And even if your factory can produce a supermini at a small margin of profitability, the dealer may not be able to move the metal without discounts on the sticker price. No wonder, then, that Ford’s European arm expects to lose £1.2bn this year. Although both GM and PSA have managed to make big reductions on their 2012 losses, the Americans will still probably lose around £500m in Europe in 2013 and PSA around £700m.
Most industry bosses think 2013 marks the bottom of Europe’s falling new car market. The problem is that few are predicting an upturn anytime soon. Indeed, the new Seat boss Jurgen Stackman told Autocar that it is possible the European market would never return to its peak.
Moreover, VW boss Martin Winterkorn said at Frankfurt that the European car industry needs to cut capacity by another three million units – ‘around 10 factories’ – over the next few years, suggesting that he doesn’t expect the European market to bounce back.
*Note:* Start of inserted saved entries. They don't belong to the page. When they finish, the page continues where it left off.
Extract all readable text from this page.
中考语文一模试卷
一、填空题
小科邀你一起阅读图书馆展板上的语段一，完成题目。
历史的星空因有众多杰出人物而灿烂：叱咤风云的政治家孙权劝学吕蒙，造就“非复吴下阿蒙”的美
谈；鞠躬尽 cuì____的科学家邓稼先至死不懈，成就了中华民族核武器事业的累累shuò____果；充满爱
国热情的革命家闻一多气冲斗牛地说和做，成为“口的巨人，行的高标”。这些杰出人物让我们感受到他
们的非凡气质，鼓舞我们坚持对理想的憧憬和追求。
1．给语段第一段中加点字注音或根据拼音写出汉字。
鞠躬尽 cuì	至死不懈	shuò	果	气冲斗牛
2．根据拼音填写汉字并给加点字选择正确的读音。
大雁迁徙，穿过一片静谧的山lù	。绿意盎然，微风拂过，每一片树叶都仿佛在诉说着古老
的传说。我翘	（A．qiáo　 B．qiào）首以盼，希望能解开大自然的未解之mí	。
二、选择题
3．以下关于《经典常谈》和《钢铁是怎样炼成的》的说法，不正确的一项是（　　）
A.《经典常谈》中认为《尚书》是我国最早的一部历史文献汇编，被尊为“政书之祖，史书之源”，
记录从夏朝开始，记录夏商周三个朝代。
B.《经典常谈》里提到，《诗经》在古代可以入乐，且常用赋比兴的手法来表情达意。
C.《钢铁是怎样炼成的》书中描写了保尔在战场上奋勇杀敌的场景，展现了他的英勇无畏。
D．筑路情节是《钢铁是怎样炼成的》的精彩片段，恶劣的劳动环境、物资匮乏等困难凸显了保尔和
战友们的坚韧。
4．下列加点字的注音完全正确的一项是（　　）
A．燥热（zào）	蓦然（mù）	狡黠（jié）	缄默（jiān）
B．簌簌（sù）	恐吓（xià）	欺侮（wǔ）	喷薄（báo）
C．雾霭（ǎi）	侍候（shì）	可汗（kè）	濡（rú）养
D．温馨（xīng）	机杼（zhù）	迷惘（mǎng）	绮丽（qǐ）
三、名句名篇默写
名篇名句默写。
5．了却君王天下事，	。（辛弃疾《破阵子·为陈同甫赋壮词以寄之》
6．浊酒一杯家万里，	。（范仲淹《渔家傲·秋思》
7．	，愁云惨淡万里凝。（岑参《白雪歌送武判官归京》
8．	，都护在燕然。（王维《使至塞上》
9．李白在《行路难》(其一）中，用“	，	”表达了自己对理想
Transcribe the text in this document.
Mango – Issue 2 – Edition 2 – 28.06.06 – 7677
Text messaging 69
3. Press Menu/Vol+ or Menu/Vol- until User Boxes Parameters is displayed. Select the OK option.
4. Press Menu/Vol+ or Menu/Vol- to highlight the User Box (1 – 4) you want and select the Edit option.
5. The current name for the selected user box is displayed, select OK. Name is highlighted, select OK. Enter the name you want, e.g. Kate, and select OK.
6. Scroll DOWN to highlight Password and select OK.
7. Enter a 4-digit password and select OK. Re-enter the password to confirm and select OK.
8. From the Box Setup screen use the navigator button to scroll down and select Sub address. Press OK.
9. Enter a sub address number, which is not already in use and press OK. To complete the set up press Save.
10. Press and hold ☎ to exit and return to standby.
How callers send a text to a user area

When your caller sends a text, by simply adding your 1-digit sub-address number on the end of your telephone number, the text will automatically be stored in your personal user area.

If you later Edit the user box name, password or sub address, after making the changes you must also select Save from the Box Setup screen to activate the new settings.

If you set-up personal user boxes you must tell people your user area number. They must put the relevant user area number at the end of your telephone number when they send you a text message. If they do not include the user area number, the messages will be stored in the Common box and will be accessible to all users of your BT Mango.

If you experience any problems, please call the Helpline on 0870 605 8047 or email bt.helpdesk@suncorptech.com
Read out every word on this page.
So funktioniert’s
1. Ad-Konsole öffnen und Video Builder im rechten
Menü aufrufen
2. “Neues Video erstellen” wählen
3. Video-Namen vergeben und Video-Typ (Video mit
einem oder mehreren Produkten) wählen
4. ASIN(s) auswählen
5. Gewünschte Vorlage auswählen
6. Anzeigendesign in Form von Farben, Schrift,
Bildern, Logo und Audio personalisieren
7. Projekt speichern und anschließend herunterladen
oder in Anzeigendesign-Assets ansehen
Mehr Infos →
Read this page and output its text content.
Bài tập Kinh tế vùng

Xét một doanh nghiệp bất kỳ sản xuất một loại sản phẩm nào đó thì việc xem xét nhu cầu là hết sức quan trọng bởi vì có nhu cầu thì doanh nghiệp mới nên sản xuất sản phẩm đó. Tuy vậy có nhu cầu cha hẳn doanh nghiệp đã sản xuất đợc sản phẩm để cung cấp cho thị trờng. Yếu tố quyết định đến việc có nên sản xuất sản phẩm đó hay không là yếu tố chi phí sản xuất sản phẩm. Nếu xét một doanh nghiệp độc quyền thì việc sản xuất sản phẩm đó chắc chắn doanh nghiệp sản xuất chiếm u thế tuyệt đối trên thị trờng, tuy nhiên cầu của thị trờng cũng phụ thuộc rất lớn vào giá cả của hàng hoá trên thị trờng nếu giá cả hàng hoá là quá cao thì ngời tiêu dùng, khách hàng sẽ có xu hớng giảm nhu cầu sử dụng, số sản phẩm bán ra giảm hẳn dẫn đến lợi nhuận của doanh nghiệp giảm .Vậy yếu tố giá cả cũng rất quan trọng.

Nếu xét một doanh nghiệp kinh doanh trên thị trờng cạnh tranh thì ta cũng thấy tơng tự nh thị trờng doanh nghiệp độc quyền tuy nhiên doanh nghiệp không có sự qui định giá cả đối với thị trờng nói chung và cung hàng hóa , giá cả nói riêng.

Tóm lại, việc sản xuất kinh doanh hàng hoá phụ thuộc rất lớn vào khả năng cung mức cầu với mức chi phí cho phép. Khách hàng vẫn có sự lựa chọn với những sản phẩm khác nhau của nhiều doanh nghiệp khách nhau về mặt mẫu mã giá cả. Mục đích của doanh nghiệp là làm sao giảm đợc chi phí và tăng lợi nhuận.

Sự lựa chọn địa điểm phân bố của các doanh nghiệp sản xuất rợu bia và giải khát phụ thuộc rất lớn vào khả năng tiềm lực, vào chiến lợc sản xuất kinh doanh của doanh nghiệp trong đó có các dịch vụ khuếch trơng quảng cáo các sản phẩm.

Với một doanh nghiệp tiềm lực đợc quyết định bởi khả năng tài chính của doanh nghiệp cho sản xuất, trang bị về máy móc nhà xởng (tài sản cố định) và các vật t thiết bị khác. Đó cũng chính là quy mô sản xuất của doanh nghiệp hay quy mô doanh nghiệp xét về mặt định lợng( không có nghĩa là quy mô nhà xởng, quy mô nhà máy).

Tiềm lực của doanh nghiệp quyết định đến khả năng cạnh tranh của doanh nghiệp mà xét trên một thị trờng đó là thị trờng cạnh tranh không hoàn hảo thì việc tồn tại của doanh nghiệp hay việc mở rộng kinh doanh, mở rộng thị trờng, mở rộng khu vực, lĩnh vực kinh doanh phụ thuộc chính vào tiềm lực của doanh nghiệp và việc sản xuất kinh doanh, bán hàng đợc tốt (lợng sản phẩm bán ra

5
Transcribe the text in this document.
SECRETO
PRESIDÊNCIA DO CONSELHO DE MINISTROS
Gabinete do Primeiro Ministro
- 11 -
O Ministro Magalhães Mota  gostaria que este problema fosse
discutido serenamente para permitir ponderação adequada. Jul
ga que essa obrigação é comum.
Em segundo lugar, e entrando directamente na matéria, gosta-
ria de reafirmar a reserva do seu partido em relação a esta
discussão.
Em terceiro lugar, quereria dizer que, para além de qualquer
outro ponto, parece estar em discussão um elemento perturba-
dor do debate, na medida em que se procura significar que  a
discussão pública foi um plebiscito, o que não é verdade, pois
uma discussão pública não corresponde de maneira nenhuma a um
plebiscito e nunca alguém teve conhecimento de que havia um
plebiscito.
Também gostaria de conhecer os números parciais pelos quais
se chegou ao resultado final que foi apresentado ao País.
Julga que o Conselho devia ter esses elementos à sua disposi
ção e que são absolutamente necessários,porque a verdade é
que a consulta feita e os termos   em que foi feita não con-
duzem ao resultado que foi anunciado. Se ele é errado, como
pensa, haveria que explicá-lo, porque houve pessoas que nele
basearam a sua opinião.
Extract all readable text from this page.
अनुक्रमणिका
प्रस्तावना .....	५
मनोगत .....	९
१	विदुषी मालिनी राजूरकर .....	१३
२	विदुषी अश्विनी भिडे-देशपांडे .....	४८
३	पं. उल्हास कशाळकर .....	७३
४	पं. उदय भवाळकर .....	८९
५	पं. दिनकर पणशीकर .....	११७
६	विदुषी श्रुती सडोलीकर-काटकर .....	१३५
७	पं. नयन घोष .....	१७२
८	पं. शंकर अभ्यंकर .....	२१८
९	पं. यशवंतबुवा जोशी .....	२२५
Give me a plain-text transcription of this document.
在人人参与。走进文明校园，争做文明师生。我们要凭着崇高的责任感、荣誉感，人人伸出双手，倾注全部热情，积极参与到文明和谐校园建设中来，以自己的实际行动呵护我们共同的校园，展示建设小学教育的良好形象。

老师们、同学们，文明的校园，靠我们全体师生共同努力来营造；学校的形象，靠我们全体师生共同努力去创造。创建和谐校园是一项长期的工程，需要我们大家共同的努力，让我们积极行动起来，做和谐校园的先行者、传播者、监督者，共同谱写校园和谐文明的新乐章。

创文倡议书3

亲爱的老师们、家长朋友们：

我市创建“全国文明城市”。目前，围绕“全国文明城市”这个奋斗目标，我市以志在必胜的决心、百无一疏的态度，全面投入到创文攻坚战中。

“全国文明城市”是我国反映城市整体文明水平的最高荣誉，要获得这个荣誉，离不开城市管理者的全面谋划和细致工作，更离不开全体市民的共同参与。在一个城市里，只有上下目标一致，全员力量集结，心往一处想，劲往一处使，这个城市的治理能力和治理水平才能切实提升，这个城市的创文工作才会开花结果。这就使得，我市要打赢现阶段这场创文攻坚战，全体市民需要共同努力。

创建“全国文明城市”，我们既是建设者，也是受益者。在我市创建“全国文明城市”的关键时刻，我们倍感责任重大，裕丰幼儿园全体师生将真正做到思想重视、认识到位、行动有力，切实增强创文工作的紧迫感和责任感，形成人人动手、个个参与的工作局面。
PSA boss Phillipe Varin also told reporters at Frankfurt he was looking for more reductions in manufacturing capacity.
The upshot is that the mass-makers are in a huge bind. They cannot force the market up and politicians will resist further reductions in capacity and the sacking of workers. Cost reductions are always possible, but have their limits.
Against this bleak backdrop, the majority of mass makers (especially those that build cars in Western Europe) can only try and drive upmarket, convincing buyers it is worth paying more for new cars.
Peugeot has been most upfront about this, using the 308 as the car to launch its upmarket ambitions. Ford also used Frankfurt to introduce the Vignale brand, which offers very high specifications as well as ‘lounge’ space at dealers and a single dealer contact. The Opel Monza concept is a signal that future Vauxhall Opel models will look more expensively engineered.
Another way of making bigger margins is to offer models with a huge range of tempting colour and trim options, as demonstrated by Opel’s Adam display at Frankfurt. Interestingly, so far only Citroën is looking at matching its product offerings to lower transaction prices by building a simplified range of models under the new C-Line brand. That said, Citroën looks like it may well have also pulled off the creation of DS as a new upmarket brand.
Trouble is, shifting existing brand perceptions is hugely difficult and if it can be pulled off, it could take many years. But if the European new car market has shrunk permanently, mass makers desperately need buyers to buy into their upmarket aspirations as quickly as possible.